= Lawrence Dinwiddie =

Lawrence Dinwiddie of Germiston (1696-1764) was an 18th-century Scottish tobacco lord who served as Lord Provost of Glasgow from 1742 to 1744.

Dinwiddie Street in the Germiston area of north Glasgow is named in his honour.

==Life==
He was born at Germiston House in Glasgow on New Year's Eve 31 December 1696, the son of Robert Dinwiddie and his wife Elizabeth Cumming. His older brother Robert Dinwiddie was Governor of Virginia. His father had built Germiston House in 1690 with monies from his tobacco investments (one of the first Scots in this field).

Lawrence was a Virginia tobacco lord, inheriting the business from his father, one of the first Scottish tobacco lords.
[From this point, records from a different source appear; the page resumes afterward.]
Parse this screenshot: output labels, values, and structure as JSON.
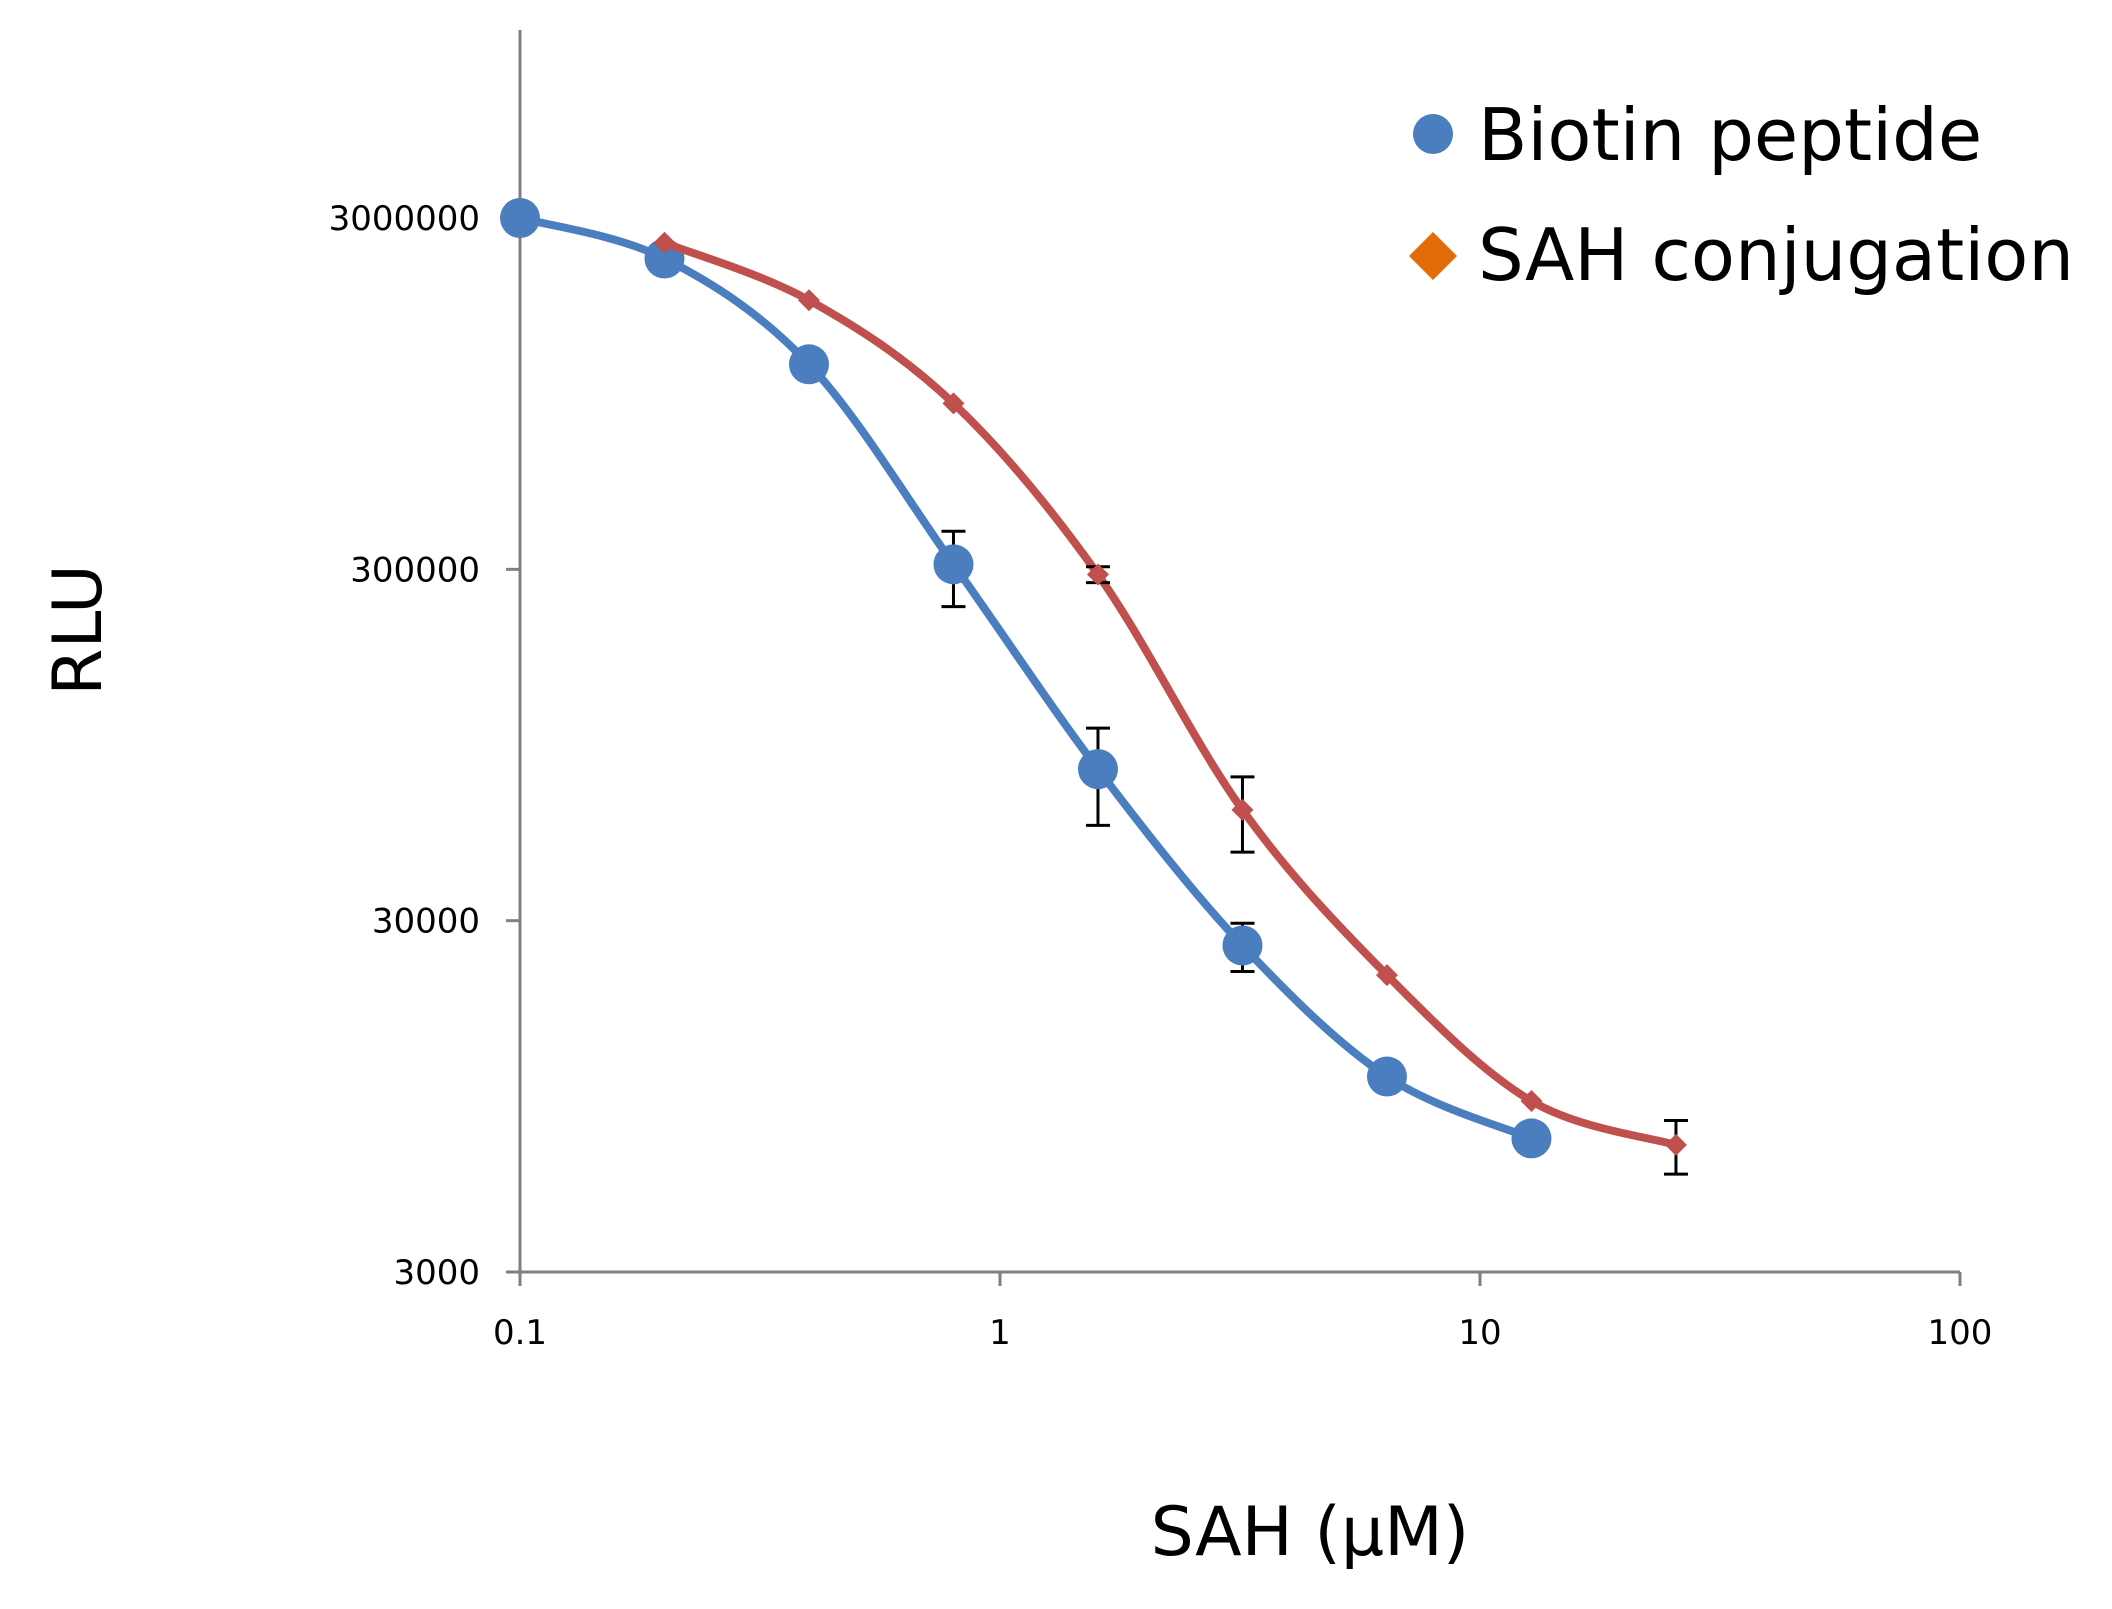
{
  "chart_data": {
    "type": "line",
    "xlabel": "SAH (μM)",
    "ylabel": "RLU",
    "x_scale": "log",
    "y_scale": "log",
    "xlim": [
      0.1,
      100
    ],
    "ylim": [
      3000,
      30000000
    ],
    "x_ticks": [
      {
        "value": 0.1,
        "label": "0.1"
      },
      {
        "value": 1,
        "label": "1"
      },
      {
        "value": 10,
        "label": "10"
      },
      {
        "value": 100,
        "label": "100"
      }
    ],
    "y_ticks": [
      {
        "value": 3000,
        "label": "3000"
      },
      {
        "value": 30000,
        "label": "30000"
      },
      {
        "value": 300000,
        "label": "300000"
      },
      {
        "value": 3000000,
        "label": "3000000"
      }
    ],
    "grid": false,
    "legend": "top-right",
    "series": [
      {
        "name": "Biotin peptide",
        "color": "#4a7ebf",
        "marker": "circle",
        "x": [
          0.1,
          0.2,
          0.4,
          0.8,
          1.6,
          3.2,
          6.4,
          12.8
        ],
        "y": [
          3000000,
          2300000,
          1150000,
          310000,
          81000,
          25500,
          10800,
          7200
        ],
        "error": [
          0,
          0,
          0,
          75000,
          25000,
          4000,
          0,
          0
        ]
      },
      {
        "name": "SAH conjugation",
        "color": "#c0504d",
        "marker": "diamond",
        "legend_color": "#e36c09",
        "x": [
          0.2,
          0.4,
          0.8,
          1.6,
          3.2,
          6.4,
          12.8,
          25.6
        ],
        "y": [
          2550000,
          1750000,
          890000,
          290000,
          62000,
          21000,
          9200,
          6900
        ],
        "error": [
          0,
          0,
          0,
          15000,
          15000,
          0,
          0,
          1200
        ]
      }
    ]
  }
}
Lawrence created the firm Dinwiddie Crawford & Company.

In 1734 he served as a Bailie under Lord Provost Andrew Ramsay in Glasgow Town Council.

He succeeded Andrew Buchanan of Drumpellier as Lord Provost in 1742 and in turn was replaced by Andrew Cochrane in 1744.

In 1761, with 25 others, including Andrew Cochrane he founded the Glasgow Arms Bank. He was also a founder of the Delftfield Pottery Company in Glasgow.

He died in Glasgow on 3 May 1764, leaving the poor of the Merchants' House 200 Scots Merks in his will.

==Family==

He married twice, firstly to Janet Coulter, sister of Provost John Coulter. Following her death he married Elizabeth Kennedy of Auchtyfardle. Between his two wives he had 21 children.